Image: Street scene in conservative part of Egypt
Things changed when their son became very sick. He was so ill that Rania and Sameh were worried that he would die. “My husband prayed for him – I didn’t think much of it”. But God was working.
“As my husband was praying, my son suddenly stopped shivering and his temperature went back to normal!” This miraculous healing would have been wonderful enough – but God also sent the young boy a vision that changed the life of his family. “My son opened his eyes and told us: ‘I saw Christ on the cross looking at me, and He called me, saying: “Child arise”’,” Raina remembers. “I couldn’t stand on my legs anymore. I fell down, kneeling next to my husband crying and thanking this God I never knew. At that very point I gave my life to Jesus.”
Raina knew that openly being a Christian in her community would be extremely dangerous for her and her family. “We were living in a strictly Muslim village,” she says. “From the outside nothing had changed: I couldn’t stop wearing my veil all of a sudden. Converting to Christianity is seen as a shame for the family, something that fanatics say should be forbidden. If we wanted to live, we had to become secret believers.”
Egypt is number 35 on the Open Doors World Watch List, and converts from Islam face enormous pressure from their families to ‘re-convert’. The state also makes it impossible for new believers to get any official recognition of their conversion.
“If you’re a secret believer in a family, that family is your first church. Sameh and I do Bible study together, share about Jesus with our children, and pray together. It’s a journey. We were never very close [before my conversion]; now we are learning what it means to support each other in marriage.
“The things I learned about myself ever since I was young – harmful things – are engraved deep into my soul: ‘You have no value, you have to hide yourself’. It takes time to fully let go of those convictions.”
Part of this new understanding of her identity in Christ comes from seminars by Open Doors local partners that are run for women, particularly for women from a Muslim background, many of whom have faced discrimination for their gender because of the culture they live in.
“The women’s seminars were so helpful for me,” says Raina. “The sisters helped me to overcome the traumas of my past and God Himself told me that I am of value, that I am in fact His beloved daughter!”
Looking to the future
Despite the difficulties she and her family are facing, Raina is passionate about supporting other believers who’ve converted from Islam. She is now able to do that, thanks to support and training from Open Doors local partners: “Recently, a new chapter in our story started: we now have a discipleship group in our home, a house church,” says Raina.
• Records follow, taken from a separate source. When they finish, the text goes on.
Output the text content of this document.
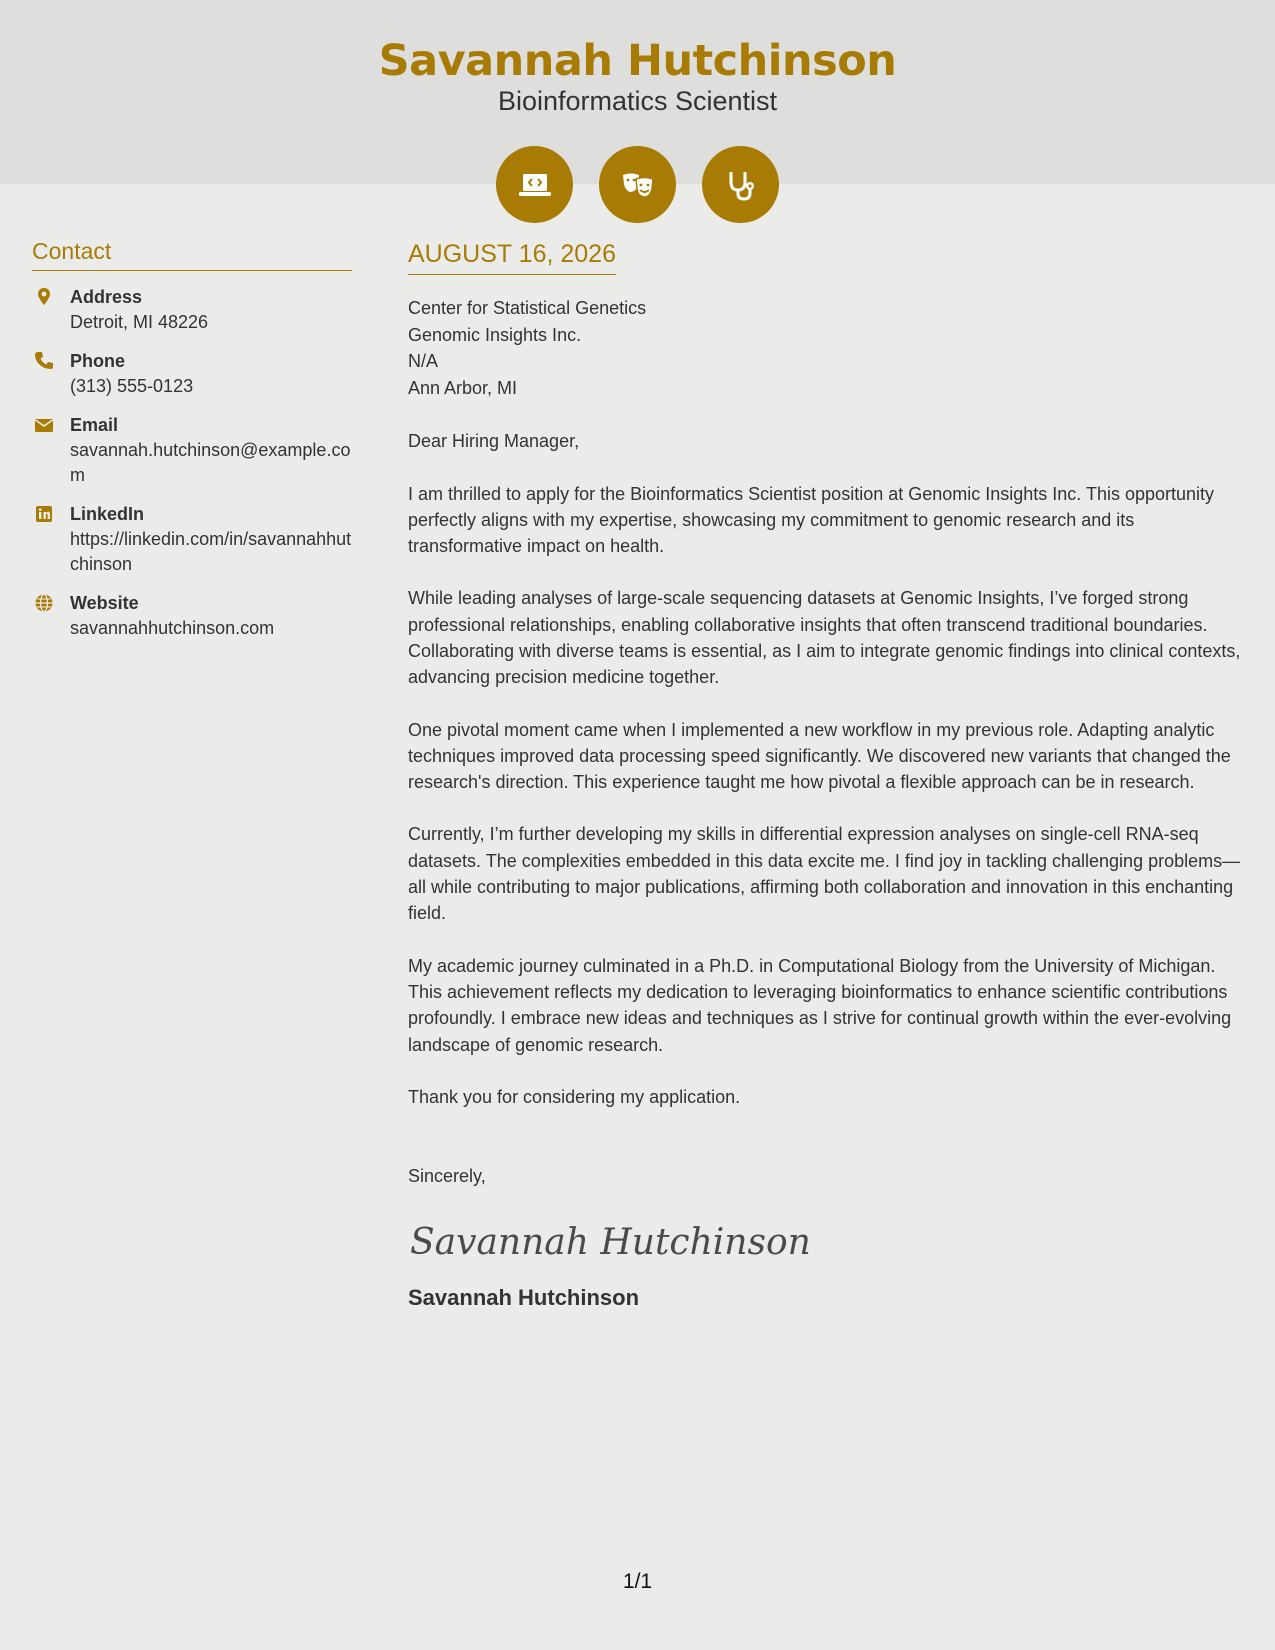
Savannah Hutchinson
Bioinformatics Scientist
Contact
Address
Detroit, MI 48226
Phone
(313) 555-0123
Email
savannah.hutchinson@example.com
LinkedIn
https://linkedin.com/in/savannahhutchinson
Website
savannahhutchinson.com
AUGUST 16, 2026
Center for Statistical Genetics
Genomic Insights Inc.
N/A
Ann Arbor, MI
Dear Hiring Manager,

I am thrilled to apply for the Bioinformatics Scientist position at Genomic Insights Inc. This opportunity perfectly aligns with my expertise, showcasing my commitment to genomic research and its transformative impact on health.

While leading analyses of large-scale sequencing datasets at Genomic Insights, I’ve forged strong professional relationships, enabling collaborative insights that often transcend traditional boundaries. Collaborating with diverse teams is essential, as I aim to integrate genomic findings into clinical contexts, advancing precision medicine together.

One pivotal moment came when I implemented a new workflow in my previous role. Adapting analytic techniques improved data processing speed significantly. We discovered new variants that changed the research's direction. This experience taught me how pivotal a flexible approach can be in research.

Currently, I’m further developing my skills in differential expression analyses on single-cell RNA-seq datasets. The complexities embedded in this data excite me. I find joy in tackling challenging problems—all while contributing to major publications, affirming both collaboration and innovation in this enchanting field.

My academic journey culminated in a Ph.D. in Computational Biology from the University of Michigan. This achievement reflects my dedication to leveraging bioinformatics to enhance scientific contributions profoundly. I embrace new ideas and techniques as I strive for continual growth within the ever-evolving landscape of genomic research.

Thank you for considering my application.

Sincerely,
Savannah Hutchinson
Savannah Hutchinson
1/1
“Please pray for us if you read this. Changing everything in life was not an easy step, but God was supporting us all the time and we were able to move on. We decided as a family that we will not give up. God is good.”
Praise God for His miraculous encounter with Raina and her family, and His faithfulness in standing with her
Pray that Raina's children would know Jesus' love and protection, and that they'd find Christian friends their own age.
Please join Raina in these prayers, and ask that other women who are persecuted for their faith and vulnerable because of their gender would be seen, heard and empowered to reach their God-given potential.
That Raina and her family would be protected from attack and able to have Christian community
For all Open Doors local partners to know God’s guidance as they seek to serve converts in the region.